Cette définition de la clause abusive est proche de la définition du contrat d’adhésion de l’article 1110 du Code Civil et les conséquences sont les mêmes que celles prévues par l’article 1171 dudit Code en cas de déséquilibre significatif. Par ailleurs, tout comme en droit français, ne sont pas concernées les clauses définissant l’objet principal du contrat, ni l’adéquation entre le prix et les données fournies en contrepartie.

Le Règlement européen liste à ce titre des clauses noires, par définition abusives (ex : exclusion des voies de recours, exclusion ou limites de responsabilité) et des clauses grises, présumées abusives (ex : droit d’accès aux données commercialement sensibles, obstacle au droit de résilier unilatéralement dans un délai raisonnable, modification substantielle du prix sans motif…).

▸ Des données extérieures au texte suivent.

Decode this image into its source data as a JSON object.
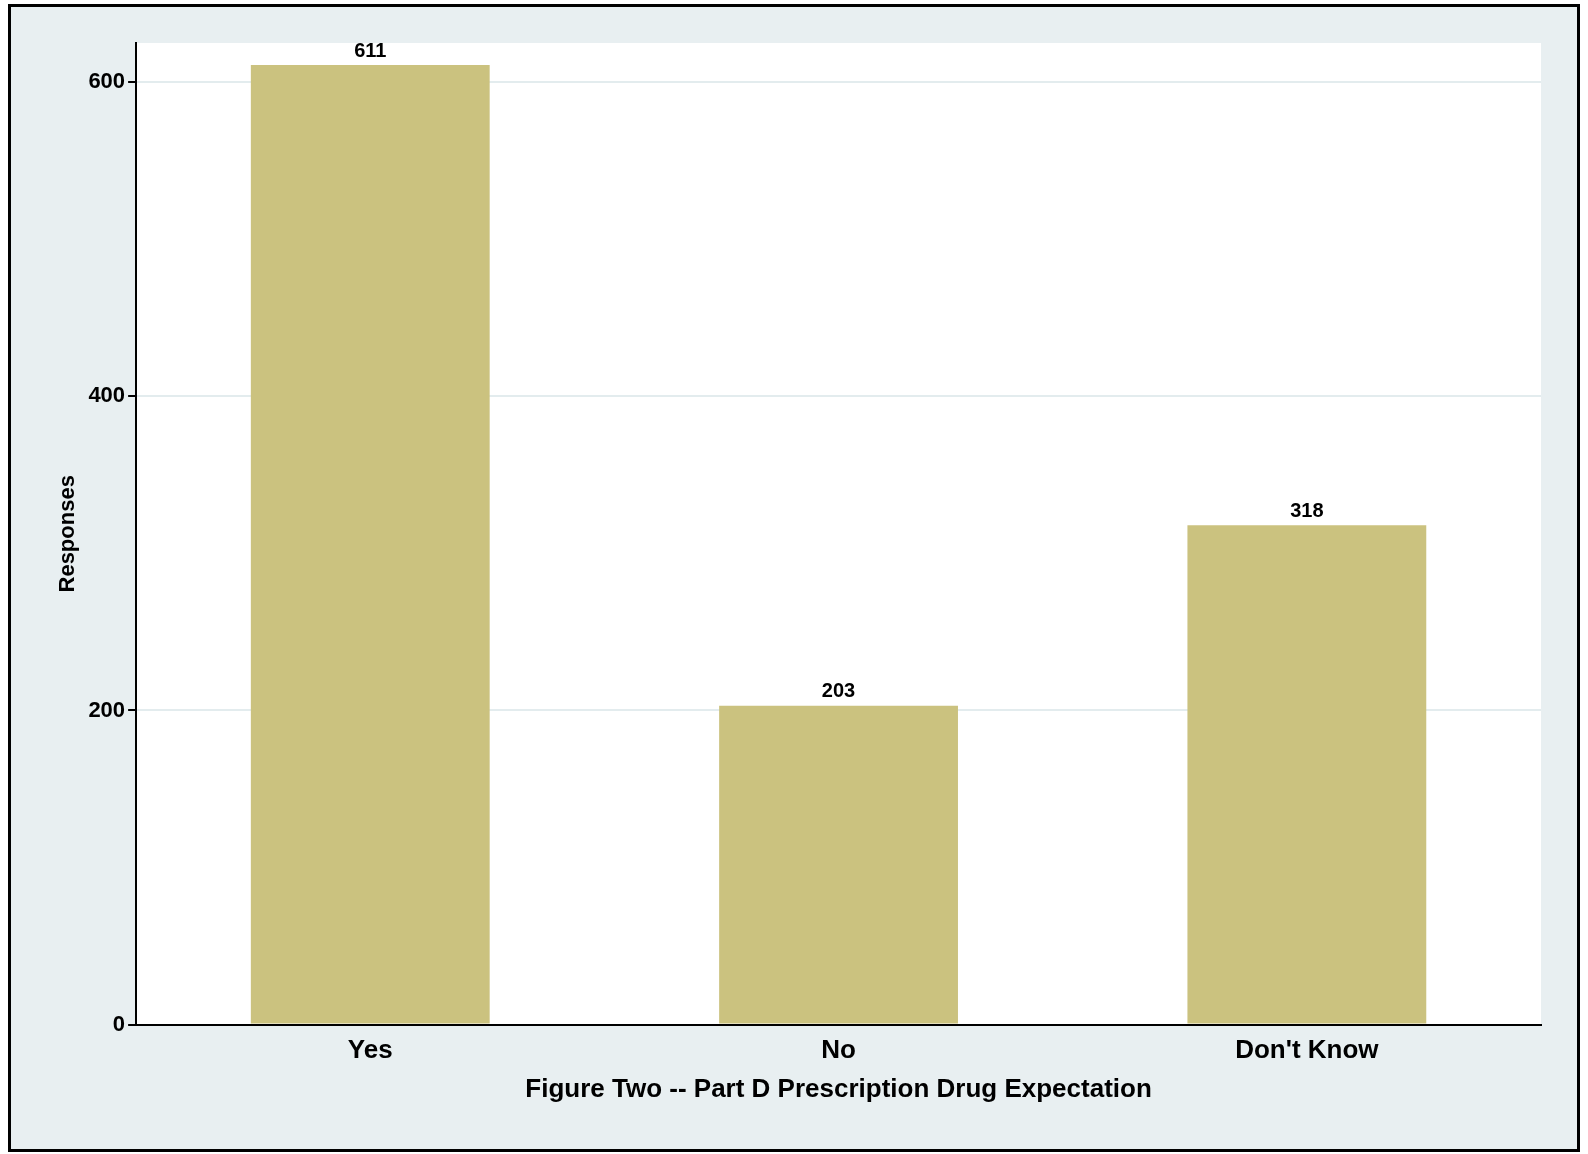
{
  "chart_data": {
    "type": "bar",
    "xlabel": "Figure Two -- Part D Prescription Drug Expectation",
    "ylabel": "Responses",
    "categories": [
      "Yes",
      "No",
      "Don't Know"
    ],
    "values": [
      611,
      203,
      318
    ],
    "color": "#cbc27f",
    "ylim": [
      0,
      625
    ],
    "yticks": [
      0,
      200,
      400,
      600
    ],
    "grid": "y",
    "data_labels": true
  }
}
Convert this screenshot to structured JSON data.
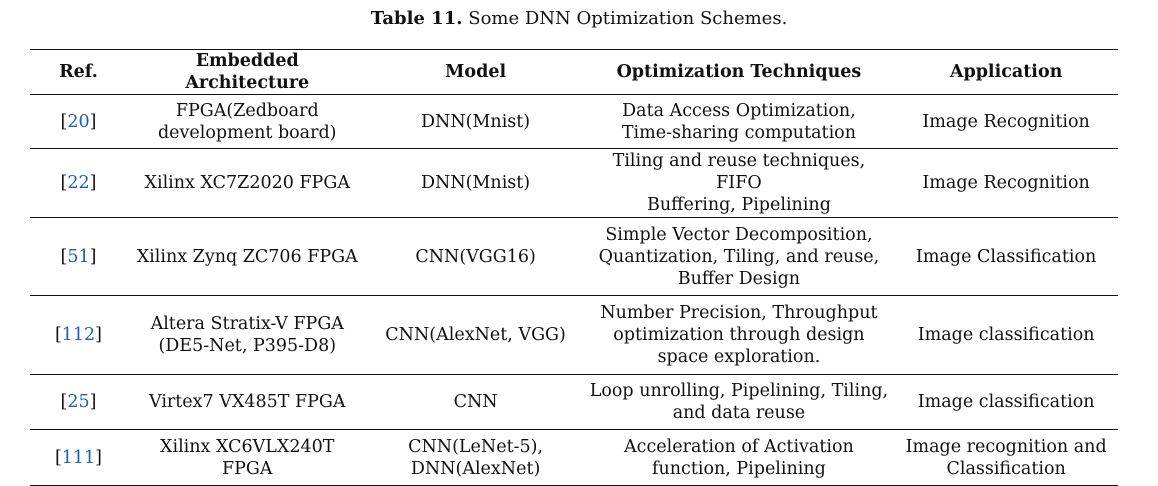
{
  "caption": {
    "label": "Table 11.",
    "text": "Some DNN Optimization Schemes."
  },
  "table": {
    "headers": [
      "Ref.",
      "Embedded Architecture",
      "Model",
      "Optimization Techniques",
      "Application"
    ],
    "rows": [
      {
        "ref": "20",
        "arch": [
          "FPGA(Zedboard",
          "development board)"
        ],
        "model": [
          "DNN(Mnist)"
        ],
        "opt": [
          "Data Access Optimization,",
          "Time-sharing computation"
        ],
        "app": [
          "Image Recognition"
        ]
      },
      {
        "ref": "22",
        "arch": [
          "Xilinx XC7Z2020 FPGA"
        ],
        "model": [
          "DNN(Mnist)"
        ],
        "opt": [
          "Tiling and reuse techniques, FIFO",
          "Buffering, Pipelining"
        ],
        "app": [
          "Image Recognition"
        ]
      },
      {
        "ref": "51",
        "arch": [
          "Xilinx Zynq ZC706 FPGA"
        ],
        "model": [
          "CNN(VGG16)"
        ],
        "opt": [
          "Simple Vector Decomposition,",
          "Quantization, Tiling, and reuse,",
          "Buffer Design"
        ],
        "app": [
          "Image Classification"
        ]
      },
      {
        "ref": "112",
        "arch": [
          "Altera Stratix-V FPGA",
          "(DE5-Net, P395-D8)"
        ],
        "model": [
          "CNN(AlexNet, VGG)"
        ],
        "opt": [
          "Number Precision, Throughput",
          "optimization through design",
          "space exploration."
        ],
        "app": [
          "Image classification"
        ]
      },
      {
        "ref": "25",
        "arch": [
          "Virtex7 VX485T FPGA"
        ],
        "model": [
          "CNN"
        ],
        "opt": [
          "Loop unrolling, Pipelining, Tiling,",
          "and data reuse"
        ],
        "app": [
          "Image classification"
        ]
      },
      {
        "ref": "111",
        "arch": [
          "Xilinx XC6VLX240T",
          "FPGA"
        ],
        "model": [
          "CNN(LeNet-5),",
          "DNN(AlexNet)"
        ],
        "opt": [
          "Acceleration of Activation",
          "function, Pipelining"
        ],
        "app": [
          "Image recognition and",
          "Classification"
        ]
      }
    ]
  },
  "colors": {
    "ref_link": "#1a5fb4",
    "rule": "#111111"
  }
}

III. Focus sur l’application du Data Act au secteur automobile

A l’issue d’une « vaste consultation » du secteur, la Commission Européenne a publié, le 15 septembre 2025, une Communication donnant des « Orientations relatives aux données des véhicules », qui accompagne le Data Act[1]. Cette Communication se présente comme un « guide relatif aux données des véhicules », autrement dit un ensemble de lignes directrices,et elle « fournit des conseils personnalisés aux acteurs du secteur automobile sur la mise en œuvre du chapitre II » du Data Act. Elle « vise à expliquer les principales obligations découlant » du Data Act « en ce qui concerne les données des véhicules telles que définies au paragraphe 19 de ce guide, en mettant l’accent sur les données relevant du chapitre II (du Data Act) et sur les règles d’accès applicables ».

La Communication précise que ces orientations « concernent exclusivement le secteur automobile », en ce compris « les constructeurs automobiles, les équipementiers, les prestataires de services après-vente et les assureurs ».

La Communication ajoute queleur contenu ne peut « être automatiquement extrapolé à d’autres secteurs d’activité ni au secteur public ». On ne peut donc pas les extrapoler de manière générale à tout véhicule, notamment les véhicules connectés relevant du matériel agricole, même s’ils sont concernés par le Data Act. En revanche, nous considérons que ces orientations concernent les véhicules industriels (camions).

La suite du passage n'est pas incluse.